Instead, the White House continued its strategy into the new year, rolling out the major proposals for the next year in a presidential tour ahead of the State of the Union address. Obama laid out proposals to revamp the tax code by raising taxes and fees on the wealthiest Americans and largest financial institutions — and using the money to pay for free tuition for two years of community college and for a $500 tax credit for married couples in which both spouses have jobs.
Though the White House knew the ideas have a slim chance of being approved by lawmakers, the point was to start a debate on Obama’s terms.

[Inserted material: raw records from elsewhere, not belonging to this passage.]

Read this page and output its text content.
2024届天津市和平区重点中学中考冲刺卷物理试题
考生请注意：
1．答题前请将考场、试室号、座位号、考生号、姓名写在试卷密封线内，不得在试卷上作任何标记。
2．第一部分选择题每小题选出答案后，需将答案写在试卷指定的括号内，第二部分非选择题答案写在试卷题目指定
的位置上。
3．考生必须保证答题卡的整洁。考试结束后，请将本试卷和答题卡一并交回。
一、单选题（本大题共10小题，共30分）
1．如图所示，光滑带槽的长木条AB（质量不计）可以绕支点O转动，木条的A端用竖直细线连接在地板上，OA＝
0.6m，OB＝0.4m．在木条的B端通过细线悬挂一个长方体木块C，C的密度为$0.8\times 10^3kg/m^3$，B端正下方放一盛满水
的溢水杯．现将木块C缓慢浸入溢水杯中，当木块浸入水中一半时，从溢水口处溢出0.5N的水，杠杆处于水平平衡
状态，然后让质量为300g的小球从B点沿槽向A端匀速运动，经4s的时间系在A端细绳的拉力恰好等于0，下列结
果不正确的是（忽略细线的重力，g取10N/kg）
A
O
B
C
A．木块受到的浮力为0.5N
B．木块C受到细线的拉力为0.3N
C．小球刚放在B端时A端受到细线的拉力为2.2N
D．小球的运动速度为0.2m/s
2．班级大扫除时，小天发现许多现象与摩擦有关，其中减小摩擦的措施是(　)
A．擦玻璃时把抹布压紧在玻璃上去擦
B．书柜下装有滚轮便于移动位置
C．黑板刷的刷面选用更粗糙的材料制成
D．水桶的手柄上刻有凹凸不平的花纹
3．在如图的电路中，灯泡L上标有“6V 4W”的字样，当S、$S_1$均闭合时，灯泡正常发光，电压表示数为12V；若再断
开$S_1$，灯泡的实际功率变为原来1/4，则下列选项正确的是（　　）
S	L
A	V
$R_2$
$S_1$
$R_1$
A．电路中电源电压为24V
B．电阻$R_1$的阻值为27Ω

And the president and his advisers were determined to begin to frame his legacy as having delivered on his promise to improve the lives of ordinary Americans.
On foreign policy, Obama sought to build on the idea, first enunciated during a lengthy speech at West Point last spring, of a “smarter kind of American leadership” in which the United States balances military intervention with diplomacy and coalition-building.

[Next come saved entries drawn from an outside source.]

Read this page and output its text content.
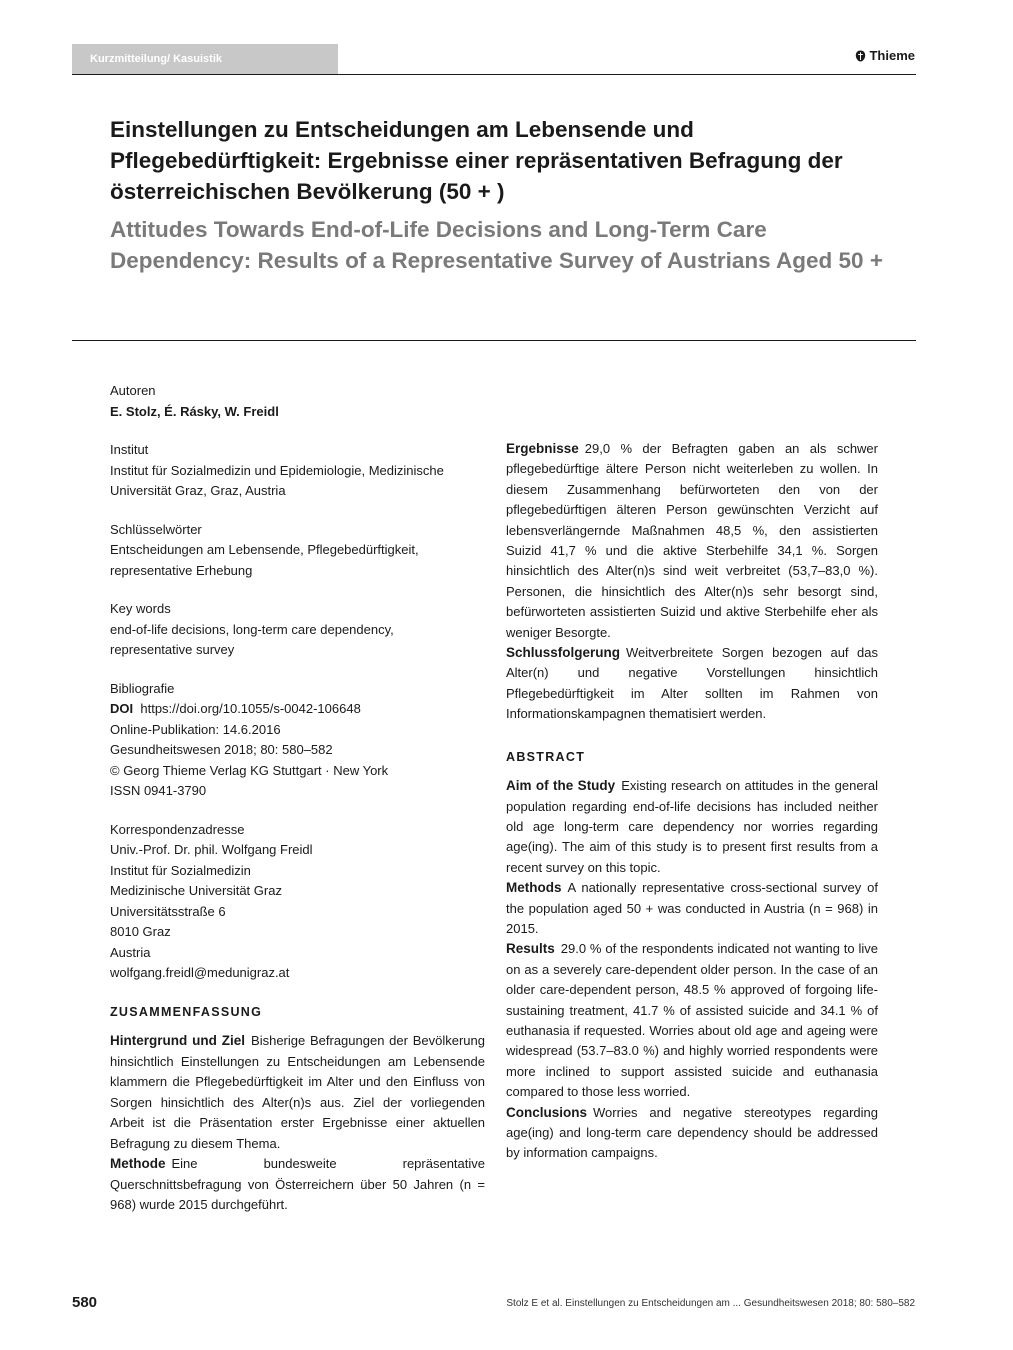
Kurzmitteilung/ Kasuistik	Thieme
Einstellungen zu Entscheidungen am Lebensende und Pflegebedürftigkeit: Ergebnisse einer repräsentativen Befragung der österreichischen Bevölkerung (50 + )
Attitudes Towards End-of-Life Decisions and Long-Term Care Dependency: Results of a Representative Survey of Austrians Aged 50 +
Autoren
E. Stolz, É. Rásky, W. Freidl
Institut
Institut für Sozialmedizin und Epidemiologie, Medizinische Universität Graz, Graz, Austria
Schlüsselwörter
Entscheidungen am Lebensende, Pflegebedürftigkeit, representative Erhebung
Key words
end-of-life decisions, long-term care dependency, representative survey
Bibliografie
DOI https://doi.org/10.1055/s-0042-106648
Online-Publikation: 14.6.2016
Gesundheitswesen 2018; 80: 580–582
© Georg Thieme Verlag KG Stuttgart · New York
ISSN 0941-3790
Korrespondenzadresse
Univ.-Prof. Dr. phil. Wolfgang Freidl
Institut für Sozialmedizin
Medizinische Universität Graz
Universitätsstraße 6
8010 Graz
Austria
wolfgang.freidl@medunigraz.at
ZUSAMMENFASSUNG

Hintergrund und Ziel Bisherige Befragungen der Bevölkerung hinsichtlich Einstellungen zu Entscheidungen am Lebensende klammern die Pflegebedürftigkeit im Alter und den Einfluss von Sorgen hinsichtlich des Alter(n)s aus. Ziel der vorliegenden Arbeit ist die Präsentation erster Ergebnisse einer aktuellen Befragung zu diesem Thema.

Methode Eine bundesweite repräsentative Querschnittsbefragung von Österreichern über 50 Jahren (n = 968) wurde 2015 durchgeführt.

Ergebnisse 29,0 % der Befragten gaben an als schwer pflegebedürftige ältere Person nicht weiterleben zu wollen. In diesem Zusammenhang befürworteten den von der pflegebedürftigen älteren Person gewünschten Verzicht auf lebensverlängernde Maßnahmen 48,5 %, den assistierten Suizid 41,7 % und die aktive Sterbehilfe 34,1 %. Sorgen hinsichtlich des Alter(n)s sind weit verbreitet (53,7–83,0 %). Personen, die hinsichtlich des Alter(n)s sehr besorgt sind, befürworteten assistierten Suizid und aktive Sterbehilfe eher als weniger Besorgte.

Schlussfolgerung Weitverbreitete Sorgen bezogen auf das Alter(n) und negative Vorstellungen hinsichtlich Pflegebedürftigkeit im Alter sollten im Rahmen von Informationskampagnen thematisiert werden.

ABSTRACT

Aim of the Study Existing research on attitudes in the general population regarding end-of-life decisions has included neither old age long-term care dependency nor worries regarding age(ing). The aim of this study is to present first results from a recent survey on this topic.

Methods A nationally representative cross-sectional survey of the population aged 50 + was conducted in Austria (n = 968) in 2015.

Results 29.0 % of the respondents indicated not wanting to live on as a severely care-dependent older person. In the case of an older care-dependent person, 48.5 % approved of forgoing life-sustaining treatment, 41.7 % of assisted suicide and 34.1 % of euthanasia if requested. Worries about old age and ageing were widespread (53.7–83.0 %) and highly worried respondents were more inclined to support assisted suicide and euthanasia compared to those less worried.

Conclusions Worries and negative stereotypes regarding age(ing) and long-term care dependency should be addressed by information campaigns.

580	Stolz E et al. Einstellungen zu Entscheidungen am ... Gesundheitswesen 2018; 80: 580–582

Obama has made the case in recent weeks, as he marked the end of U.S. combat operations in Afghanistan, that the nation is safer after more than a decade of combat abroad — even though he authorized renewed U.S. military operations in Iraq and Syria to combat the Islamic State militant group.
U.S. leadership “is stopping ISIL’s advance,” Obama said, using an acronym for the group. But such a declaration seemed premature, set against images Tuesday of two orange-clad Japanese hostages kneeling in the desert before a blackrobed militant.
Ahead of the speech, cable networks showed footage of U.S. Navy warships stationed in the Red Sea off the coast of Yemen, where the government was in danger of collapsing and the U.S. Embassy was in potential danger, providing stark reminders about the threats to American values around the world.
In addition to the annual State of the Union traditions — such as Obama’s lunch with television news anchors at the White House — presidential aides noted that Obama spoke Tuesday with French President François Hollande about the aftermath of the terrorist attacks in Paris two weeks ago.
“The State of the Union & the State of the World are far from alignment,” Ian Bremmer, president of the risk analysis firm Eurasia Group, observed on Twitter.
But Obama was determined to project an optimistic view of the nation’s future, and he maintained faith that the country could rise above its divisions. He alluded to his own diverse upbringing in Hawaii and Chicago and cited his keynote address as an Illinois state senator at the 2004 Democratic National Convention, which launched him on the national political radar as a bright young prospect for higher office.
“A better politics isn’t one where Democrats abandon their agenda or Republicans simply embrace mine,” Obama said Tuesday. “A better politics is one where we appeal to each other’s basic decency instead of our basest fears.”
The president acknowledged that he had heard the political pundits declare since he took office six years ago that he had failed to make good on his vision at a time when “our politics seems more divided than ever. It’s held up as proof not just of my own flaws — of which there are many — but also as proof that the vision itself is misguided, and naive.”
To the contrary, Obama insisted, as he pledged to keep working to change Washington, even as he was, in many ways, declaring victory over his rivals.
“I want this chamber, this city, to reflect the truth,” he said, “that for all our blind spots and shortcomings, we are a people with the strength and generosity of spirit to bridge divides, to unite in common effort.”